The wonderful new I mean old world of kdeinit, exmap and nvidia libGL
As some might have noticed among all the praise, some of the features may not come at low cost. One of the biggest memory hogs in KDE4 is (again) something that doesn't have much to do with KDE itself - the OpenGL library shipped with the nvidia driver. It is compiled without -fPIC to gain a couple percent performance increase (if at all, I personally doubt it makes a noticeable difference, but that's just guessing, given it's closed-source). And that means that every single application that links against it wastes about 11MiB RAM (on 32bit system), per process, regardless of whether and how much it actually uses it. And currently there are 5 such processes in just the plain KDE desktop, and count in the X server too. Do the math yourself. Or just have a look at the picture of Exmap showing it:
It's the 'effective mapped' column, see the howto for more details.
Speaking of Exmap, it sadly appears it is no longer maintained, which I find quite bad, because it's still the best tool I know for measuring memory usage. It still works though, after a little of patching, so I packaged it in the openSUSE buildservice (you want the xxx_Update repos, unless you've never been bothered enough to run online update). I unfortunately don't know how to make the package so that the buildservice would build it also for something else than openSUSE/SLE, but people who'd want to use it with other distros can either take the patches from it or find the right howto for multidistro packages somewhere at the openSUSE wiki. And, I should also note that Exmap seems to work only on 32bit, on 64bit machines it aborts due to some error that I haven't really looked at.

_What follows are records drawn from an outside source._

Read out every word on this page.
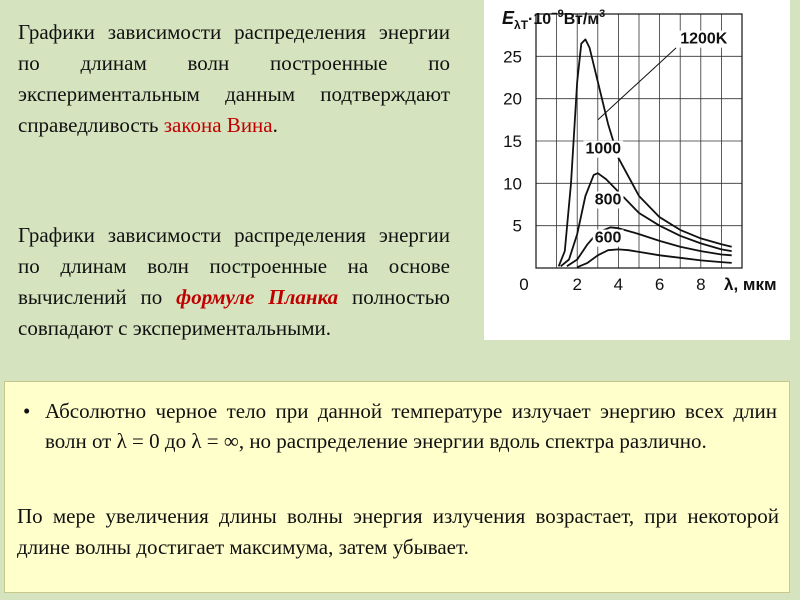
Графики зависимости распределения энергии по длинам волн построенные по экспериментальным данным подтверждают справедливость закона Вина.
Графики зависимости распределения энергии по длинам волн построенные на основе вычислений по формуле Планка полностью совпадают с экспериментальными.
5
10
15
20
25
0	2 4 6 8 λ, мкм
$E_{\lambda T}\cdot 10^{-9}Вт/м^3$
1200K
1000
800
600
• Абсолютно черное тело при данной температуре излучает энергию всех длин волн от λ = 0 до λ = ∞, но распределение энергии вдоль спектра различно.
По мере увеличения длины волны энергия излучения возрастает, при некоторой длине волны достигает максимума, затем убывает.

Back to the memory wasting issue. This is not the first time something outside of KDE made its memory usage look bad, and there is again the same solution - the proven kdeinit hack. It is still somewhat useful even on its own (0.7MiB RAM saved per process on 32bit, that's with a debug build without limited symbol visibility though, so I don't know how much it is in practice), but it can save much more when it comes to these workarounds. Kdeinit pulls in the library once, lets it mess with memory once as it wants, and then it is shared by all applications launched using kdeinit.
Well, that is at least the theory. It first needed fixing kdeinit, as that has never really worked in KDE4, broken by about 4 independent changes (and yours truly being guilty there too). Probably time to slowly start looking at performance again. By the way, just in case somebody would feel like measuring KDE4 memory usage and comparing the numbers with the previous benchmark, that is of course not the right way. Measuring both KDE3 and KDE4 on the same system might be interesting though (and I am not the one going to do that - it is not difficult, but I don't have the time).

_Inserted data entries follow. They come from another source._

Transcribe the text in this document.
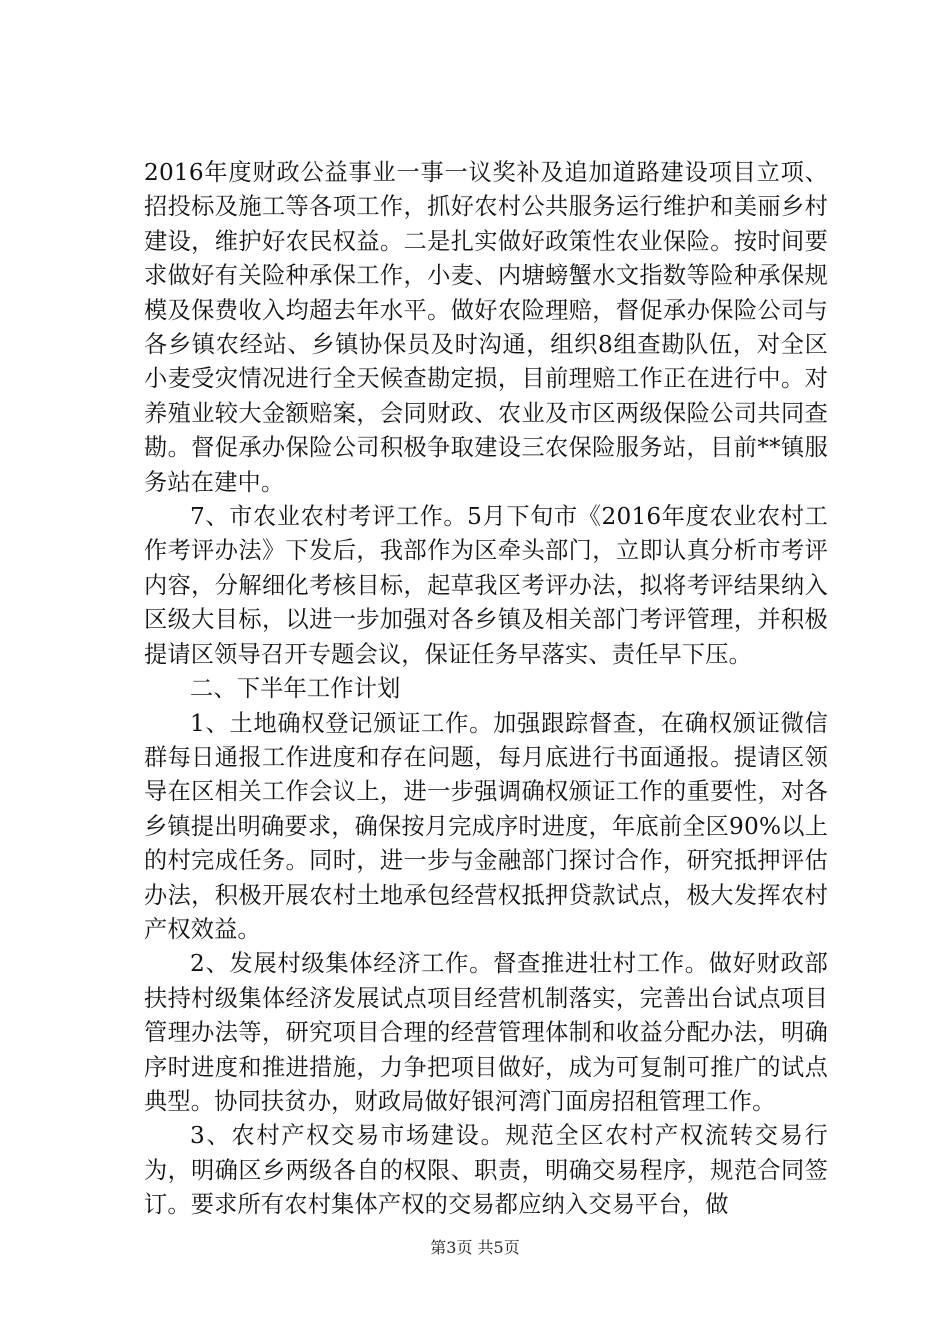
2016年度财政公益事业一事一议奖补及追加道路建设项目立项、招投标及施工等各项工作，抓好农村公共服务运行维护和美丽乡村建设，维护好农民权益。二是扎实做好政策性农业保险。按时间要求做好有关险种承保工作，小麦、内塘螃蟹水文指数等险种承保规模及保费收入均超去年水平。做好农险理赔，督促承办保险公司与各乡镇农经站、乡镇协保员及时沟通，组织8组查勘队伍，对全区小麦受灾情况进行全天候查勘定损，目前理赔工作正在进行中。对养殖业较大金额赔案，会同财政、农业及市区两级保险公司共同查勘。督促承办保险公司积极争取建设三农保险服务站，目前**镇服务站在建中。

7、市农业农村考评工作。5月下旬市《2016年度农业农村工作考评办法》下发后，我部作为区牵头部门，立即认真分析市考评内容，分解细化考核目标，起草我区考评办法，拟将考评结果纳入区级大目标，以进一步加强对各乡镇及相关部门考评管理，并积极提请区领导召开专题会议，保证任务早落实、责任早下压。

二、下半年工作计划

1、土地确权登记颁证工作。加强跟踪督查，在确权颁证微信群每日通报工作进度和存在问题，每月底进行书面通报。提请区领导在区相关工作会议上，进一步强调确权颁证工作的重要性，对各乡镇提出明确要求，确保按月完成序时进度，年底前全区90%以上的村完成任务。同时，进一步与金融部门探讨合作，研究抵押评估办法，积极开展农村土地承包经营权抵押贷款试点，极大发挥农村产权效益。

2、发展村级集体经济工作。督查推进壮村工作。做好财政部扶持村级集体经济发展试点项目经营机制落实，完善出台试点项目管理办法等，研究项目合理的经营管理体制和收益分配办法，明确序时进度和推进措施，力争把项目做好，成为可复制可推广的试点典型。协同扶贫办，财政局做好银河湾门面房招租管理工作。

3、农村产权交易市场建设。规范全区农村产权流转交易行为，明确区乡两级各自的权限、职责，明确交易程序，规范合同签订。要求所有农村集体产权的交易都应纳入交易平台，做

第3页 共5页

For after making the theory of the workaround match the reality, see the picture. Now there are more processes "using" the library, but all those launched from kdeinit share the 11MiB waste just once (and 'sole mapped' is zero for them, unlike the other case where the waste is per process). There's not much to do with X, and also KWin is excluded from kdeinit, since there is the other __GL_YIELD=NOTHING nvidia hack for compositing and that clashes with this hack. Still, I thereby claim the achievement of reducing KDE4's memory usage for the plain desktop by about 33MiB (which was enough to fit whole plain KDE3 desktop according to the old benchmark), try to beat that!